The following is a reply to an email from a College student in Colorado Springs interested in the Planning/Landscape Architecture field of expertise. I have received a few of these since opening my company and I always take the time to reply and help assist the future designers of our country. I believe that it is our duty as designers to provide input outside of what can come from academia. I am posting this to the blog to assist other student who may have similar questions. I have removed all names and identifying characteristics from the email below to preserve anonymity for the student.
Hello Mr. Olson,
My name is —— ——, and I am a rising senior at ———- here in Colorado Springs. I study ——– and ———. I am very interested in pursuing a career in urban planning or landscape architecture. I was wondering if I could ask you a few questions about your job and the field of urban planning.
What is a standard day at the office like?
How did you break into the field?
What do you enjoy and dislike about your job?

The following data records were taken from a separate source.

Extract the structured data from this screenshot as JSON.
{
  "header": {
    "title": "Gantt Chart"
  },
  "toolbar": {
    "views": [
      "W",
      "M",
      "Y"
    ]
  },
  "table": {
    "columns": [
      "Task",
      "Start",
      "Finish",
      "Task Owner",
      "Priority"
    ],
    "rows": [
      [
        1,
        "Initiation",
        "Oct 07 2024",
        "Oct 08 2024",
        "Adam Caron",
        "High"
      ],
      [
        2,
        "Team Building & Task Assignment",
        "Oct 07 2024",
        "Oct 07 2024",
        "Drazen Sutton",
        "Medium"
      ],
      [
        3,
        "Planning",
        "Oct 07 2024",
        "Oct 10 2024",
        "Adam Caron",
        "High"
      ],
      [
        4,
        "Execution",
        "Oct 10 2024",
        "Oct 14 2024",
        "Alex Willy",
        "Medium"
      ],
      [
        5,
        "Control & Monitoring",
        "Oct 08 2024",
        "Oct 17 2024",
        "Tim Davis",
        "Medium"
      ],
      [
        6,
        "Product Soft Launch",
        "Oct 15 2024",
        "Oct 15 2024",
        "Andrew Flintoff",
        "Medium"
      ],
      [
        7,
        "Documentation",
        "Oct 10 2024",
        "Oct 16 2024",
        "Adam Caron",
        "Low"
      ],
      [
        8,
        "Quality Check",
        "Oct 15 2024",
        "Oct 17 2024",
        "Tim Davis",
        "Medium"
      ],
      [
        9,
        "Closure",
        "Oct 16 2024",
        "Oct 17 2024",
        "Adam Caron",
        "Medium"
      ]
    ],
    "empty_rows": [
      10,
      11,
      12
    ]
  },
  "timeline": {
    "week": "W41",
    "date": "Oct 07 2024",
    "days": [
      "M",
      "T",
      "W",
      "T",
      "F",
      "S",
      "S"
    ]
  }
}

Do you feel like urban planning is an intellectually and creatively satisfying career?
I would really appreciate any feedback you can give me.
Good evening ——,
I apologize for the amount of time that it took to get back to you, I am making my way through emails as I write this. The following are responses for you, hope that they are not too late for your needs.
1. What is a standard day at the office like?
A standard day for me actually includes very little time in the office. As a business owner with multiple responsibilities along with my involvement on miscellaneous boards and activism groups in Colorado Springs, I spend very little time actually in an office. I do have an office downtown at 409 N Tejon, where on a typical week, I might spend 20 hours. (I also spend a lot of time working from home in the evenings)
2. How did you break into the field?
I went to school at Kansas State University with 100% of my intentions to become an architect. At KSU, there is a minimum 5 year requirement for all students pursuing Architecture, Landscape Architecture and Interior Architecture for a Bachelor Degree. The first of the 5 years includes a rigorous program where all programs are together as one. It is both an exploratory year and a year that provides a glimpse of what the future 4 years will be like in any of the three disciplines. At KSU, as is the case at most schools, most do not continue to make it beyond year one.
It was in my first year that I discovered what Landscape Architecture really was and that it was truly my passion. My first full-time salary job introduced to me to the world of Planning, Urban Design, Smart Growth and New Urbanism. The combination of all of these drive my passion for urban design and landscape architecture today.
3. What do you enjoy and dislike about your job?
There is very little that I dislike about my job today, but I am self-employed so it’s hard to be mad at the boss. When I worked for others, I did not like to work on tedious design work that was not challenging. I always enjoy a great challenge and when I am told that something cannot be done, I get really excited about solving the problem. I have always been quite competitive in this way and it comes with great professional fulfillment.
4. Do you feel like urban planning is an intellectually and creatively satisfying career?
Absolutely. However, you should be aware that the field of urban planning is a very diverse discipline. Many people with the title “Planner” are policy planners, whereas a policy planner’s responsibility is to administer a code or verify compliance. This type of planning typically falls in the public sector, whereas the planner would work for a city, county or region. I get involved, and most excited about, the actual design segment of planning. Both are very important disciplines but you should know that there is a significant difference between the two types.
If you have any further questions, please let me know. Good luck in your future pursuits!